Designing high-performance catalysts is essential for cleaner energy technologies, but the behavior of multi-element, modern catalyst materials are difficult to predict. In this study, researchers at Tohoku University and international collaborators developed a collaborative framework that combines large language models with lab experiments to accelerate the discovery of high-entropy alloy catalysts for the oxygen reduction reaction, a key process in fuel cells.
The team developed a domain-specific AI assistant for high-entropy alloy (HEA) electrocatalysis called ChatHEA. ChatHEA helped extract knowledge from scientific literature, enumerate promising element combinations, guide experimental planning, and analyze catalytic activity data. Using this framework, 100 five-element high-entropy alloy catalysts were synthesized and evaluated through high-throughput experimentation -which saves time by testing multiple reactions at the same time.

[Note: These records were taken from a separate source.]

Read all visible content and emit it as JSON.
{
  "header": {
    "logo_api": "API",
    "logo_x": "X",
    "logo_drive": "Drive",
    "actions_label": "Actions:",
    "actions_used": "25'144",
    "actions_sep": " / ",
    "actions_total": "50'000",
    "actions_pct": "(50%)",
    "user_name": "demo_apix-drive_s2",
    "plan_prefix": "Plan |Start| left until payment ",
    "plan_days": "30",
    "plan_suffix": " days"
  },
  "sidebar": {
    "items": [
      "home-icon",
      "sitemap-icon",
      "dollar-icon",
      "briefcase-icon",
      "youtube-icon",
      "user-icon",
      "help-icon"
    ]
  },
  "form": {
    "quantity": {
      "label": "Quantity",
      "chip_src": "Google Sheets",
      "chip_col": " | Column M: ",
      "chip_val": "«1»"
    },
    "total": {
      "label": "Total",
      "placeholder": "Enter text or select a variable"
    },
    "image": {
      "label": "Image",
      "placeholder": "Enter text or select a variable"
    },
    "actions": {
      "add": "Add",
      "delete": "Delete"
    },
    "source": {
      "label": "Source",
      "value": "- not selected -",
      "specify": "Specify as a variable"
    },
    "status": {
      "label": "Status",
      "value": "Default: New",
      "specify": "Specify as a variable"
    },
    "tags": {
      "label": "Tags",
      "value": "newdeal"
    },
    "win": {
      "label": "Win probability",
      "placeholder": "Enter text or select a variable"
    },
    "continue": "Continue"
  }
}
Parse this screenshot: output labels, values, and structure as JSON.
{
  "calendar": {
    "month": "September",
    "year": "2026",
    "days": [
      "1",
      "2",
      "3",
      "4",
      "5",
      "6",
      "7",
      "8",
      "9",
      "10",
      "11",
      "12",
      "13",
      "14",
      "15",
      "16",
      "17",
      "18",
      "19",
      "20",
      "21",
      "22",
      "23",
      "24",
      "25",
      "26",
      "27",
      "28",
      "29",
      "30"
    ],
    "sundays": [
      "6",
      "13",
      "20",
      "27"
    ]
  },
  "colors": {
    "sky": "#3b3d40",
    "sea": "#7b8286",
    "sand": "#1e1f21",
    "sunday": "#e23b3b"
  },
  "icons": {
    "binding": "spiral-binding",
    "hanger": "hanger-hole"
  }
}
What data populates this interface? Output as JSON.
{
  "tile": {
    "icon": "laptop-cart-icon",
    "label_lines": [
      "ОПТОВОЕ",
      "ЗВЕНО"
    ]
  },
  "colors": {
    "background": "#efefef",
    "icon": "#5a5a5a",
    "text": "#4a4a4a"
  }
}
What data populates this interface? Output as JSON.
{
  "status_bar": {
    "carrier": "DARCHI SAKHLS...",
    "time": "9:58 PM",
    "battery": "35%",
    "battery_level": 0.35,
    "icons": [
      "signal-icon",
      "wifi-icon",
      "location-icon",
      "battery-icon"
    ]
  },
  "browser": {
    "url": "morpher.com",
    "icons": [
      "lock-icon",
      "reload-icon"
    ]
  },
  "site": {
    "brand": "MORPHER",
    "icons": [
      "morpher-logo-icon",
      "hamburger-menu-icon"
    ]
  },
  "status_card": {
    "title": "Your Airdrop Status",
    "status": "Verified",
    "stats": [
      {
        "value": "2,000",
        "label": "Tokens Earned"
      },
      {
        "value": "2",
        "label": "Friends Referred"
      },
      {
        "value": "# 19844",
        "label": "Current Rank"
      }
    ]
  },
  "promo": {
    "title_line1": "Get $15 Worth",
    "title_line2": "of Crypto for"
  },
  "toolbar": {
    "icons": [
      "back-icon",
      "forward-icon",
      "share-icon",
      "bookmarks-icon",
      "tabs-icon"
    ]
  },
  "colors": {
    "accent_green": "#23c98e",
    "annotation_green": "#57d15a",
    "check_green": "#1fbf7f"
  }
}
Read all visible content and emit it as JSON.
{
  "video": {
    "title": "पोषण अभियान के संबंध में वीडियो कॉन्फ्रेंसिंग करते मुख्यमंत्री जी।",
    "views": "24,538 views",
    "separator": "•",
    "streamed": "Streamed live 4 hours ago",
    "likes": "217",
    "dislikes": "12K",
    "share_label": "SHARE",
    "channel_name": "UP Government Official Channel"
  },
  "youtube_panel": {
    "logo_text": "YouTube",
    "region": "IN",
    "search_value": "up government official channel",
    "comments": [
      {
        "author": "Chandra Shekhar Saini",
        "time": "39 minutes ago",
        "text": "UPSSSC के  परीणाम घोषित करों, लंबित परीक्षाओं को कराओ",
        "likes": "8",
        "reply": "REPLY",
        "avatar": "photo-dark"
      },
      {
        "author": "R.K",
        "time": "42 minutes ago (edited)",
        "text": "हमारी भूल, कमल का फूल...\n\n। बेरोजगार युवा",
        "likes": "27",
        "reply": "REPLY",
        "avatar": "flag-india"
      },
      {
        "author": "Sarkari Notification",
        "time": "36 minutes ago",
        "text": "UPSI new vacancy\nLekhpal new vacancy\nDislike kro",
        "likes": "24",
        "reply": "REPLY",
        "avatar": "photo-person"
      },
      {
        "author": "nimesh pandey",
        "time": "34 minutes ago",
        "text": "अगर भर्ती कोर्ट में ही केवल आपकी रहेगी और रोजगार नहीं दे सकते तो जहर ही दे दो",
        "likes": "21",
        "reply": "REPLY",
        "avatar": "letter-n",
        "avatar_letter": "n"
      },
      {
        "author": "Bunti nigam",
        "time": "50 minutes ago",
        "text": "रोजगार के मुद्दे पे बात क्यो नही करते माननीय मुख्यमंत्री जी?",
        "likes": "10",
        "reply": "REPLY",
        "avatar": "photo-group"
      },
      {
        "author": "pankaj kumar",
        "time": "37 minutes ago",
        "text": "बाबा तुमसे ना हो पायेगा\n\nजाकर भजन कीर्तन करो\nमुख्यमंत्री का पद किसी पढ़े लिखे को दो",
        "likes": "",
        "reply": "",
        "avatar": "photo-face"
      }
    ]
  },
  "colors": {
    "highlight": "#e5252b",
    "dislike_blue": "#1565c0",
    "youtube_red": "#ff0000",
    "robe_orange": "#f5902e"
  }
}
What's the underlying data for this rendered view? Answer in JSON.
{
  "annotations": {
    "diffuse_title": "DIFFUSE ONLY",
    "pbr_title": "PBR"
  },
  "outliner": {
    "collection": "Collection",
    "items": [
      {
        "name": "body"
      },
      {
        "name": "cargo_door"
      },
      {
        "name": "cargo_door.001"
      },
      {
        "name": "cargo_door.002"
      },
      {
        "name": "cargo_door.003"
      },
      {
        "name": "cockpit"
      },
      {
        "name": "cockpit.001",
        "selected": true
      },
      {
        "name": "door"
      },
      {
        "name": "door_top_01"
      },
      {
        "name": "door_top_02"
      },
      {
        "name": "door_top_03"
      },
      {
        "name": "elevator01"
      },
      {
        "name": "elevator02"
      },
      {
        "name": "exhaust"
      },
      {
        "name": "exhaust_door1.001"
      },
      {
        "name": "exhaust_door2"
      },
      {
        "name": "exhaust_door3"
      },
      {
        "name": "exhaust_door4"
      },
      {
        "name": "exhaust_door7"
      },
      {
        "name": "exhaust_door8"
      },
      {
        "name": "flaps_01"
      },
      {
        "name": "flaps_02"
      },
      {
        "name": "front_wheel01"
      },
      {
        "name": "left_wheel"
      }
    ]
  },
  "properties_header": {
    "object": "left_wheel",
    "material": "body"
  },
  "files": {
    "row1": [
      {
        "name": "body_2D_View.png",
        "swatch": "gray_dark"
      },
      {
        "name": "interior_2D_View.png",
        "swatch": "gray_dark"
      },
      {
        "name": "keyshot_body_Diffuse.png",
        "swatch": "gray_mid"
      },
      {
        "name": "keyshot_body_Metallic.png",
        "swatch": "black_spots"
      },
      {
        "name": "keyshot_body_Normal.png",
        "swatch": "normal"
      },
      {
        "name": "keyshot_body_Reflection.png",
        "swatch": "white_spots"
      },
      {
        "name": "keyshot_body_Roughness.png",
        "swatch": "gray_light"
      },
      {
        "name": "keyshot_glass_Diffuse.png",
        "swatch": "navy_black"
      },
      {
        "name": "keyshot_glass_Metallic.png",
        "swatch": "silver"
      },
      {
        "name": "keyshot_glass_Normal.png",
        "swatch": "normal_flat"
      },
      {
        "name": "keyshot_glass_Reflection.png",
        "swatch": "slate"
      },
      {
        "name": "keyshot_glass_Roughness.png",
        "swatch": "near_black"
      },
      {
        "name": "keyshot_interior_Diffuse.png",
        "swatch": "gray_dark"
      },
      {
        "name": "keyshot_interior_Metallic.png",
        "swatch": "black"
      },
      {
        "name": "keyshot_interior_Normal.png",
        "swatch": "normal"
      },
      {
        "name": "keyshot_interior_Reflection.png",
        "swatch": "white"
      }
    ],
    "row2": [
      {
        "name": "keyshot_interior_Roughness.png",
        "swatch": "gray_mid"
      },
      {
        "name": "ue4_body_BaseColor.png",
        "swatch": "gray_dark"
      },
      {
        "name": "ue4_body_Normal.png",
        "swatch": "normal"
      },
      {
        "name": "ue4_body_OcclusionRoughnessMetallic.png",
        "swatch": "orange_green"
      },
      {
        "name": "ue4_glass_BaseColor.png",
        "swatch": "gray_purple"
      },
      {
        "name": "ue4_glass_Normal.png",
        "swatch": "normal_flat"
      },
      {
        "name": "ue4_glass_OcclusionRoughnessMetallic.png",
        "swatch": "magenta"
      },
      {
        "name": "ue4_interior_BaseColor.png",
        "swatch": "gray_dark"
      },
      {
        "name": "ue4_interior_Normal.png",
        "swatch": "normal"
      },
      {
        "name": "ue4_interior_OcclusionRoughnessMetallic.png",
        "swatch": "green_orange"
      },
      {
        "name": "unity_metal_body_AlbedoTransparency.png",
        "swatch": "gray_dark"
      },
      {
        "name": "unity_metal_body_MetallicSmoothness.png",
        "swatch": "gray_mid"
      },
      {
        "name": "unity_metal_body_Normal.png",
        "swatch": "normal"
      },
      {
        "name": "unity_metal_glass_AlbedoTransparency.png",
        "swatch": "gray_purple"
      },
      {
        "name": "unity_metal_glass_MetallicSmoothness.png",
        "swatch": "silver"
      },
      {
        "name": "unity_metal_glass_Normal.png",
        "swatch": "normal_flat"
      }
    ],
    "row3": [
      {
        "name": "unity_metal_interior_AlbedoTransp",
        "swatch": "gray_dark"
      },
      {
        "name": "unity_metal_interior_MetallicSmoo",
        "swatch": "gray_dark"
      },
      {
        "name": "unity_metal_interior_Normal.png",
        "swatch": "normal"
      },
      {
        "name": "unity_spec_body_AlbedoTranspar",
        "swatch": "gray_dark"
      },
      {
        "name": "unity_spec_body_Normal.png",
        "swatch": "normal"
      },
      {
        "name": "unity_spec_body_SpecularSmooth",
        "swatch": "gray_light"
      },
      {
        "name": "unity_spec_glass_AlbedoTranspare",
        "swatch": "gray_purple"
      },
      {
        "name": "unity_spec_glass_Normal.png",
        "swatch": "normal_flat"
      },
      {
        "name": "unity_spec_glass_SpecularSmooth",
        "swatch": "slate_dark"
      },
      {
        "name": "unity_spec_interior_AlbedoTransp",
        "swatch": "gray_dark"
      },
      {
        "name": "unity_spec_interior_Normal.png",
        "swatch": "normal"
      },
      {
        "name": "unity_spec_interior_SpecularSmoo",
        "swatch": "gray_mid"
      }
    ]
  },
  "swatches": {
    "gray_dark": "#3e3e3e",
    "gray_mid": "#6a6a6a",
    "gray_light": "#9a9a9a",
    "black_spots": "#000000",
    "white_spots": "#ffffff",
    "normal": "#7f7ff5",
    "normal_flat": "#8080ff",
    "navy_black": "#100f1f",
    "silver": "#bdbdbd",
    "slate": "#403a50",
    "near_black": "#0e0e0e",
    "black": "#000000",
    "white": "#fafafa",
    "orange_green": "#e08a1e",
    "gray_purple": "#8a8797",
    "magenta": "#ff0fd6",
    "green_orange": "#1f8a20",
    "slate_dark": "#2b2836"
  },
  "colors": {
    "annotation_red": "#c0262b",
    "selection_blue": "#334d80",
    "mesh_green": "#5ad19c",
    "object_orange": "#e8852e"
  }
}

The analysis revealed that catalytic activity is not simply determined by individual elements, but by synergistic interactions among element systems such as Fe-Co-Cu, Fe-Co-Ni, Pt-Ir, and Pt-Pd. Among the screened catalysts, FeCoCuPtIr showed excellent oxygen reduction activity and durability, outperforming commercial Pt/C in both electrochemical tests and fuel-cell device evaluation. The FeCoCuPtIr-based fuel cell achieved a peak power density of 0.789 W cm⁻²
"The U.S. Department of Energy sets standards for minimum activity levels that fuel cells should ideally operate at, and we are happy to report that our fuel cell exceeded the 2025 activity target," says Distinguished Professor Hao Li (Advanced Institute for Materials Research (WPI-AIMR))
Further theoretical calculations and pH-dependent microkinetic modeling showed that multi-element synergy optimizes the electronic structure of active sites and improves the adsorption strength of key reaction intermediates. This work provides not only a promising fuel-cell catalyst, but also a general AI-driven strategy for discovering complex materials more efficiently.
"ChatHEA, was not used only as a prediction tool," says Li. "Instead, it supported the full research workflow, including literature knowledge extraction, element-combination design, experimental planning, data processing, and mechanistic analysis."
This research introduces an AI-guided approach to accelerate the discovery of advanced catalysts. This research may contribute to cleaner energy technologies, including hydrogen fuel cells for vehicles, backup power systems, and future low-carbon energy infrastructure. More efficient catalysts could help reduce the amount of precious metals needed and support the development of more affordable and sustainable energy devices.
The findings were published in National Science Review on March 14, 2026.